SÌ A SARRI, MA CON UN RIMPIANTO - Sul cambio di guida tecnica, Reginaldo ha le idee chiare, ma non nasconde una riserva di carattere sentimentale. «Credo che Sarri possa fare benissimo con le caratteristiche dei giocatori che ha l'Atalanta» — ha dichiarato l'ex attaccante ai microfoni della testata — «ma avrei confermato Palladino, perché mi piace tantissimo come allenatore e sta dimostrando da diverso tempo di essere molto in gamba. Una possibilità gliel'avrei concessa, perché con il suo arrivo la squadra ha cambiato completamente passo, dando prova di seguire il suo allenatore». La stima per Raffaele Palladino è evidente.
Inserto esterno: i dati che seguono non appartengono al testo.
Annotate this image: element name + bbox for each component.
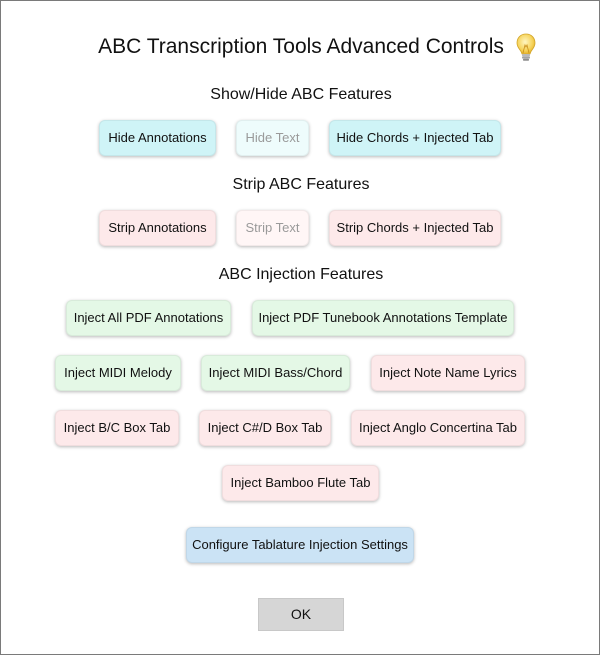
hide-annotations-button[interactable]: Hide Annotations — [99, 120, 216, 156]
strip-annotations-button[interactable]: Strip Annotations — [99, 210, 216, 246]
configure-tablature-settings-button[interactable]: Configure Tablature Injection Settings — [186, 527, 414, 563]
inject-bc-box-tab-button[interactable]: Inject B/C Box Tab — [55, 410, 179, 446]
inject-pdf-annotations-button[interactable]: Inject All PDF Annotations — [66, 300, 231, 336]
injection-heading: ABC Injection Features — [218, 266, 384, 283]
inject-anglo-concertina-tab-button[interactable]: Inject Anglo Concertina Tab — [351, 410, 525, 446]
inject-csd-box-tab-button[interactable]: Inject C#/D Box Tab — [199, 410, 331, 446]
inject-midi-melody-button[interactable]: Inject MIDI Melody — [55, 355, 181, 391]
inject-note-names-button[interactable]: Inject Note Name Lyrics — [371, 355, 525, 391]
strip-text-button[interactable]: Strip Text — [236, 210, 309, 246]
ok-button[interactable]: OK — [258, 598, 344, 631]
hide-text-button[interactable]: Hide Text — [236, 120, 309, 156]
inject-pdf-template-button[interactable]: Inject PDF Tunebook Annotations Template — [252, 300, 514, 336]
show-hide-heading: Show/Hide ABC Features — [210, 86, 392, 103]
hide-chords-button[interactable]: Hide Chords + Injected Tab — [329, 120, 501, 156]
inject-midi-bass-button[interactable]: Inject MIDI Bass/Chord — [201, 355, 350, 391]
strip-heading: Strip ABC Features — [232, 176, 370, 193]
advanced-controls-dialog: ABC Transcription Tools Advanced Control… — [0, 0, 600, 655]
lightbulb-icon[interactable] — [515, 33, 537, 63]
strip-chords-button[interactable]: Strip Chords + Injected Tab — [329, 210, 501, 246]
dialog-title: ABC Transcription Tools Advanced Control… — [98, 35, 504, 58]
inject-bamboo-flute-tab-button[interactable]: Inject Bamboo Flute Tab — [222, 465, 379, 501]
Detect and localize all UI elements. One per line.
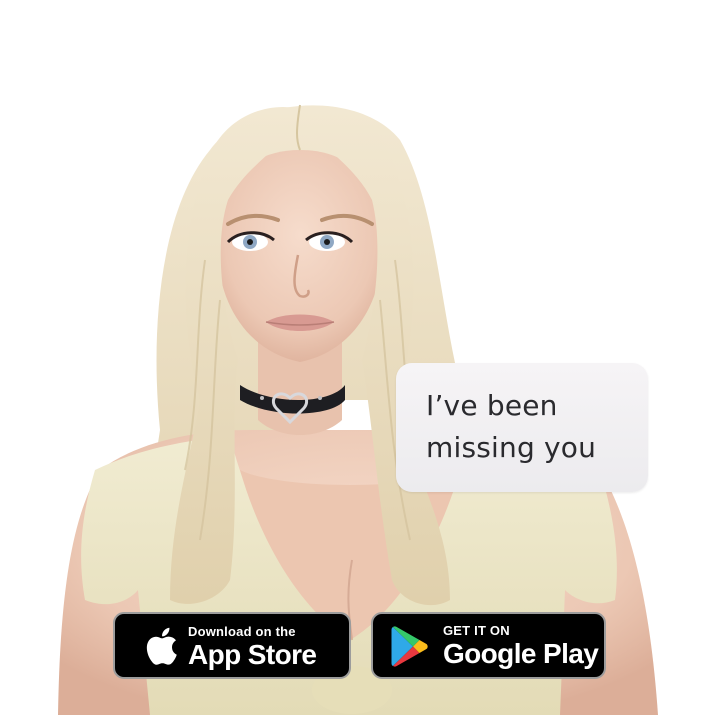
apple-logo-icon [146, 627, 177, 665]
google-play-badge[interactable]: GET IT ON Google Play [371, 612, 606, 679]
chat-message: I’ve been missing you [426, 389, 597, 464]
app-store-badge[interactable]: Download on the App Store [113, 612, 351, 679]
google-play-title: Google Play [443, 638, 599, 669]
google-play-small-text: GET IT ON [443, 623, 510, 638]
chat-bubble: I’ve been missing you [396, 363, 648, 492]
ad-stage: I’ve been missing you Download on the Ap… [0, 0, 719, 715]
google-play-logo-icon [391, 626, 428, 667]
avatar-illustration [58, 104, 658, 715]
app-store-small-text: Download on the [188, 624, 296, 639]
app-store-title: App Store [188, 639, 317, 670]
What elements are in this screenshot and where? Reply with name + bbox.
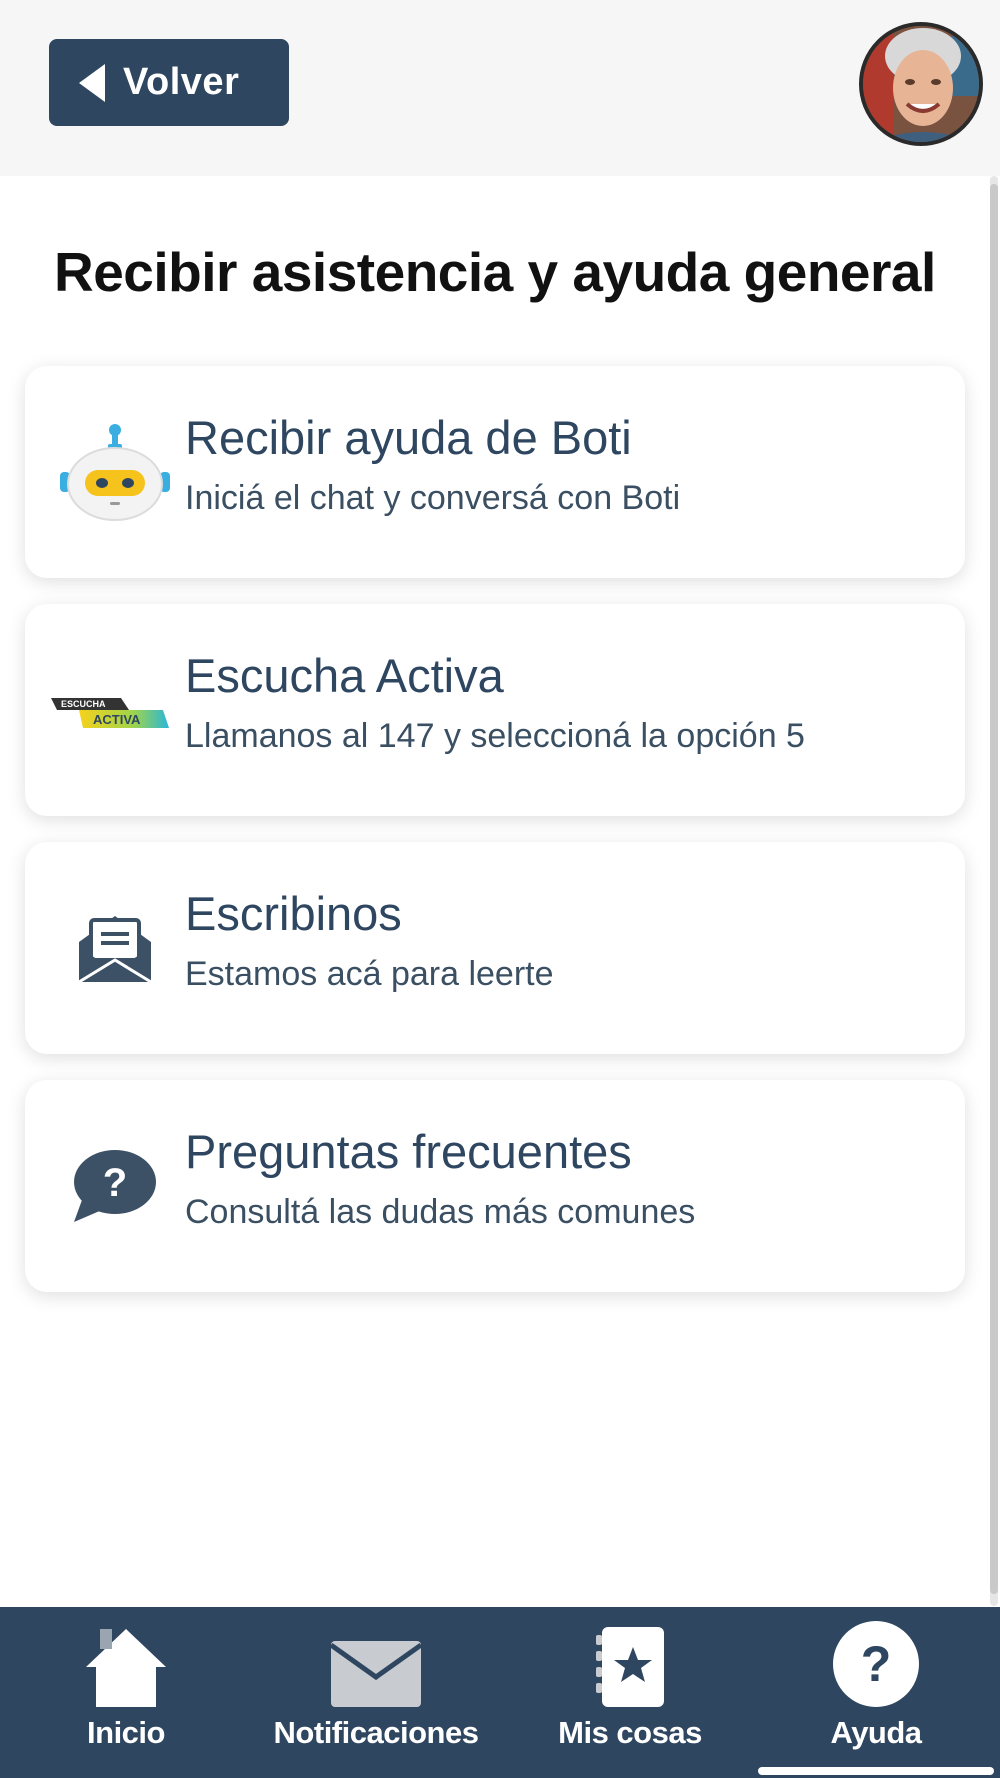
- back-button[interactable]: Volver: [49, 39, 289, 126]
- nav-label: Notificaciones: [273, 1715, 479, 1750]
- svg-text:?: ?: [103, 1161, 127, 1205]
- page-title: Recibir asistencia y ayuda general: [54, 241, 936, 303]
- option-subtitle: Estamos acá para leerte: [185, 955, 554, 993]
- top-header: Volver: [0, 0, 1000, 176]
- option-title: Escucha Activa: [185, 649, 504, 702]
- star-book-icon: [590, 1607, 670, 1715]
- mail-icon: [329, 1607, 423, 1715]
- escucha-activa-logo: ESCUCHA ACTIVA: [51, 650, 171, 770]
- option-card-escucha-activa[interactable]: ESCUCHA ACTIVA Escucha Activa Llamanos a…: [25, 604, 965, 816]
- back-arrow-icon: [79, 63, 105, 102]
- nav-label: Inicio: [87, 1715, 165, 1750]
- svg-text:?: ?: [861, 1636, 892, 1692]
- nav-item-ayuda[interactable]: ? Ayuda: [796, 1607, 956, 1778]
- nav-label: Mis cosas: [558, 1715, 702, 1750]
- nav-item-mis-cosas[interactable]: Mis cosas: [540, 1607, 720, 1778]
- option-subtitle: Consultá las dudas más comunes: [185, 1193, 696, 1231]
- avatar-photo: [863, 26, 979, 142]
- scrollbar[interactable]: [990, 176, 998, 1606]
- nav-item-notificaciones[interactable]: Notificaciones: [262, 1607, 490, 1778]
- option-subtitle: Llamanos al 147 y seleccioná la opción 5: [185, 717, 805, 755]
- option-subtitle: Iniciá el chat y conversá con Boti: [185, 479, 681, 517]
- option-card-boti[interactable]: Recibir ayuda de Boti Iniciá el chat y c…: [25, 366, 965, 578]
- nav-active-indicator: [758, 1767, 994, 1775]
- scrollbar-thumb[interactable]: [990, 184, 998, 1594]
- option-card-escribinos[interactable]: Escribinos Estamos acá para leerte: [25, 842, 965, 1054]
- help-circle-icon: ?: [831, 1607, 921, 1715]
- option-title: Recibir ayuda de Boti: [185, 411, 632, 464]
- logo-text-bottom: ACTIVA: [93, 712, 141, 727]
- logo-text-top: ESCUCHA: [61, 699, 106, 709]
- bottom-nav: Inicio Notificaciones Mis cosas ? Ayuda: [0, 1607, 1000, 1778]
- option-title: Preguntas frecuentes: [185, 1125, 632, 1178]
- nav-item-inicio[interactable]: Inicio: [56, 1607, 196, 1778]
- option-card-preguntas[interactable]: ? Preguntas frecuentes Consultá las duda…: [25, 1080, 965, 1292]
- avatar[interactable]: [859, 22, 983, 146]
- option-title: Escribinos: [185, 887, 402, 940]
- nav-label: Ayuda: [830, 1715, 922, 1750]
- robot-icon: [55, 412, 175, 532]
- back-button-label: Volver: [123, 61, 240, 103]
- envelope-open-icon: [55, 888, 175, 1008]
- question-bubble-icon: ?: [55, 1126, 175, 1246]
- home-icon: [84, 1607, 168, 1715]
Ma l'esperienza conta, e su questo Reginaldo non ha dubbi: Sarri è pronto a firmare il triennale con l'Atalanta, e il brasiliano crede che il Comandante abbia tutto per riportare la Dea stabilmente in Europa. «Con l'esperienza che ha Sarri — ha aggiunto — credo che l'Atalanta possa proiettarsi per tornare di nuovo a giocare in Europa».
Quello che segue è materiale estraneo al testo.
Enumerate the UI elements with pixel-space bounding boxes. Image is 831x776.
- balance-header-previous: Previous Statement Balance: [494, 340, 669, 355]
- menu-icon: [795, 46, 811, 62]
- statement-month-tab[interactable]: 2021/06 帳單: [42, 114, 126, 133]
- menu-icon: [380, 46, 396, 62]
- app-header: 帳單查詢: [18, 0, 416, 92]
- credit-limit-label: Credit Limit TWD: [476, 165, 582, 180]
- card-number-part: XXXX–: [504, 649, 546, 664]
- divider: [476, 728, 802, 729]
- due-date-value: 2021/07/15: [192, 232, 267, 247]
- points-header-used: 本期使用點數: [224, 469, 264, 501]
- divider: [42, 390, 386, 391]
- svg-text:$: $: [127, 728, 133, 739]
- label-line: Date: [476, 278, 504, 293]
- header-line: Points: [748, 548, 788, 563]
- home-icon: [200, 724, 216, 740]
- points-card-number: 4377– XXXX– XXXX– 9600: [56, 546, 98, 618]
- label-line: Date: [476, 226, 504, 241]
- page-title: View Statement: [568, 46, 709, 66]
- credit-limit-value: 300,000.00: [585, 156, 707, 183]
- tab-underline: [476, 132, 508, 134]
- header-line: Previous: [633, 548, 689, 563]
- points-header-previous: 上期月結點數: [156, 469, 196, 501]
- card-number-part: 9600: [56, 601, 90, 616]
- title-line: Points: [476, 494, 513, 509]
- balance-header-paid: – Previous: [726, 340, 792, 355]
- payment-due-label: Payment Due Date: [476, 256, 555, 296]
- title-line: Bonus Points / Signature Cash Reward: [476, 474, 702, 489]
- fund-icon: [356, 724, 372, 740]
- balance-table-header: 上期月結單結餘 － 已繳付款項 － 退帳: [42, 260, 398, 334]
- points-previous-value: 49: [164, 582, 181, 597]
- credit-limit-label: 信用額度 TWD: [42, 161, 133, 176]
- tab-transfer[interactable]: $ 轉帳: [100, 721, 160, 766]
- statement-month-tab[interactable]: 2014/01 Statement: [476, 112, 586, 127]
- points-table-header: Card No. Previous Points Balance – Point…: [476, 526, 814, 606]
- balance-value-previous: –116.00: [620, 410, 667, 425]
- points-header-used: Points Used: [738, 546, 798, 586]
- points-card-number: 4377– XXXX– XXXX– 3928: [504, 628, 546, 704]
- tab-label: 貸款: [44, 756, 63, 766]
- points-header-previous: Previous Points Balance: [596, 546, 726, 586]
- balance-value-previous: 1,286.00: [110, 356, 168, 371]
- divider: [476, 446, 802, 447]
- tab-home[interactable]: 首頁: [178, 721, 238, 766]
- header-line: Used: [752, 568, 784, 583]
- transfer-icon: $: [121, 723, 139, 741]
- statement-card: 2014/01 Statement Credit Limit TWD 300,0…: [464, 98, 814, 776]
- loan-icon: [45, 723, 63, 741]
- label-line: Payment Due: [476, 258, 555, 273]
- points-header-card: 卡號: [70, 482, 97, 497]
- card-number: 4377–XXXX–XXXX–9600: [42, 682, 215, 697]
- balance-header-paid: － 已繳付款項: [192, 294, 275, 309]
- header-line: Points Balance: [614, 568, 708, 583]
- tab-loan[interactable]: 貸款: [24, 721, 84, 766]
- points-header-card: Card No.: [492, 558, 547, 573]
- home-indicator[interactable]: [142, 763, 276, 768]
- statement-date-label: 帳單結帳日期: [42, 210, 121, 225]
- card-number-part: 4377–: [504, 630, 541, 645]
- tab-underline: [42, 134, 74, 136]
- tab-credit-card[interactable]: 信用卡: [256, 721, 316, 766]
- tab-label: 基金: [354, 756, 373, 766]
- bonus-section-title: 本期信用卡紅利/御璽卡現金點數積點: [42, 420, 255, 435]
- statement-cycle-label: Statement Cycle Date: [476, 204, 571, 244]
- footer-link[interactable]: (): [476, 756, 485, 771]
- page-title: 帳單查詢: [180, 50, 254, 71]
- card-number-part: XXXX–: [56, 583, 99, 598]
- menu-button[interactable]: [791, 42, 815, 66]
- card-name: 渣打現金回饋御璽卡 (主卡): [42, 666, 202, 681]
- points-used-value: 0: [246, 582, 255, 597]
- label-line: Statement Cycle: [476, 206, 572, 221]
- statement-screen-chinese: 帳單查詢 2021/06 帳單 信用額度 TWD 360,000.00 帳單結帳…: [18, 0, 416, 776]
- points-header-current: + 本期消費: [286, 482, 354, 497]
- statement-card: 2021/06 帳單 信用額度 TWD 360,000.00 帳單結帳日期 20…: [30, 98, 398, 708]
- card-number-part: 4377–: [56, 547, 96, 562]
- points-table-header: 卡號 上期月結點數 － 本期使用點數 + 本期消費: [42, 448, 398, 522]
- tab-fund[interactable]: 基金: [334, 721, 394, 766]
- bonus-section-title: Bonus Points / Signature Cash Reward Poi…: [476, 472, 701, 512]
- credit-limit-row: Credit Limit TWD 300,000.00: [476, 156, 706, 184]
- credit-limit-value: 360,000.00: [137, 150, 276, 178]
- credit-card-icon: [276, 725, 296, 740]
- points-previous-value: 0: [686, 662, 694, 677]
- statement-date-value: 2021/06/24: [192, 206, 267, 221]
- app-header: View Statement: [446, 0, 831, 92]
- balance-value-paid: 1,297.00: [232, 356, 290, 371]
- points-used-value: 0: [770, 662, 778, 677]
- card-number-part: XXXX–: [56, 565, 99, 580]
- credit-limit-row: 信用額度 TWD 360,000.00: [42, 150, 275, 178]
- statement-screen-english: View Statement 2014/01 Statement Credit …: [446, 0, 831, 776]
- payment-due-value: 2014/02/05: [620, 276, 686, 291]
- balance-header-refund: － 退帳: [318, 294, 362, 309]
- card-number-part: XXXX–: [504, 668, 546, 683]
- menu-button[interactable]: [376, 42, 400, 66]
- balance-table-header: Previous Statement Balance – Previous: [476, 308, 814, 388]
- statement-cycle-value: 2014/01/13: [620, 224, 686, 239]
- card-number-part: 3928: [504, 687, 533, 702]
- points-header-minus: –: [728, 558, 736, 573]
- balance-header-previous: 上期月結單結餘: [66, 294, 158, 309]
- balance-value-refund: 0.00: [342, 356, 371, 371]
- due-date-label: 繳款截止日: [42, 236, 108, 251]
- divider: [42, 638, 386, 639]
I 50 MILIONI? UNA FOLLIA - Sul capitolo Palestra, il tono cambia e si fa più tagliente. L'ex centravanti non condivide la valutazione che l'Atalanta ha messo sul terzino, corteggiato dall'Inter. «Penso che cifre simili stiano rovinando il calcio, già da un bel po'» — ha dichiarato senza giri di parole — «si tratta di un terzino ancora molto giovane, ha dimostrato di valere e ha margini di miglioramento, non lo dubito, ma è un giocatore che ha fatto bene soltanto per una stagione». L'analisi di Reginaldo entra poi nel merito del percorso del ragazzo: quando era all'Atalanta, nonostante la stima di Gian Piero Gasperini, il minutaggio era stato ridotto dalla concorrenza di Davide Zappacosta e Rafael Tolói. La Dea tiene duro sul prezzo di 50 milioni, ma per Reginaldo il contesto dell'exploit al Cagliari va pesato con attenzione: «Ha giocato in una squadra con l'obiettivo della salvezza. Valutarlo 50 milioni, per me, è davvero troppo».
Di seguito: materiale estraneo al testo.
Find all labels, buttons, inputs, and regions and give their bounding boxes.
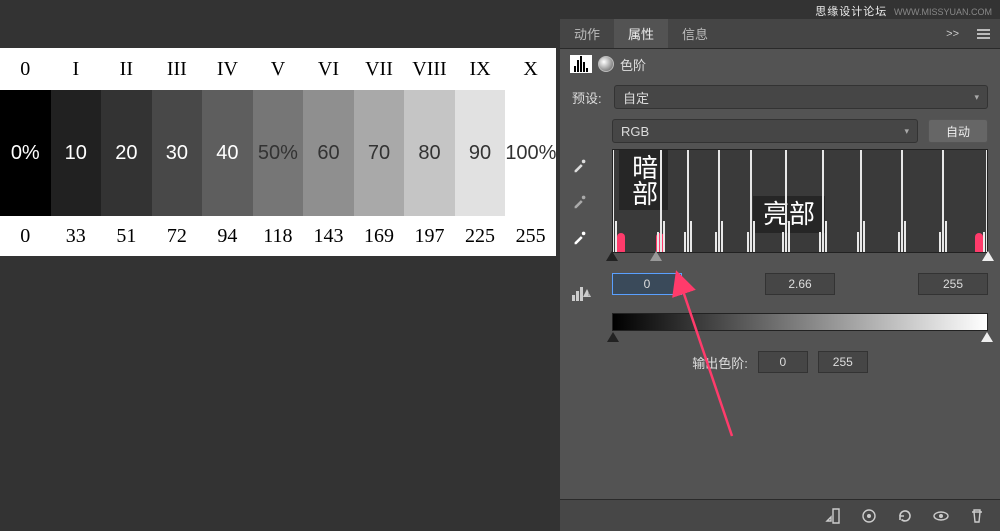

IL PARAGONE CON DUMFRIES - L'ex attaccante non contesta il talento del giovane terzino, ma lo mette a confronto con il valore di mercato di Denzel Dumfries, un giocatore che la sua affidabilità ad alti livelli l'ha dimostrata nel tempo: «Se fossero stati spesi per prendere Dumfries, uno che sta dimostrando da anni la sua forza a certi livelli e può farlo ancora per un bel po', potrei comprenderlo, ma non spenderei tutti quei soldi per Palestra». L'Inter punta su Palestra come erede di Dumfries e ha già presentato un'offerta da 45 milioni, rispedita al mittente da Bergamo. La forbice tra domanda e offerta è ancora ampia, e le parole di Reginaldo sembrano fotografare un dibattito che, a questo punto, non riguarda solo una singola trattativa, ma il sistema di valori del calcio contemporaneo.
Voci come quella di Reginaldo sono utili, a volte scomode, sempre necessarie. Il mercato corre, i numeri crescono, e ogni tanto qualcuno che ha vissuto lo spogliatoio ricorda che dietro a ogni cifra c'è ancora un giocatore, con una carriera tutta da dimostrare.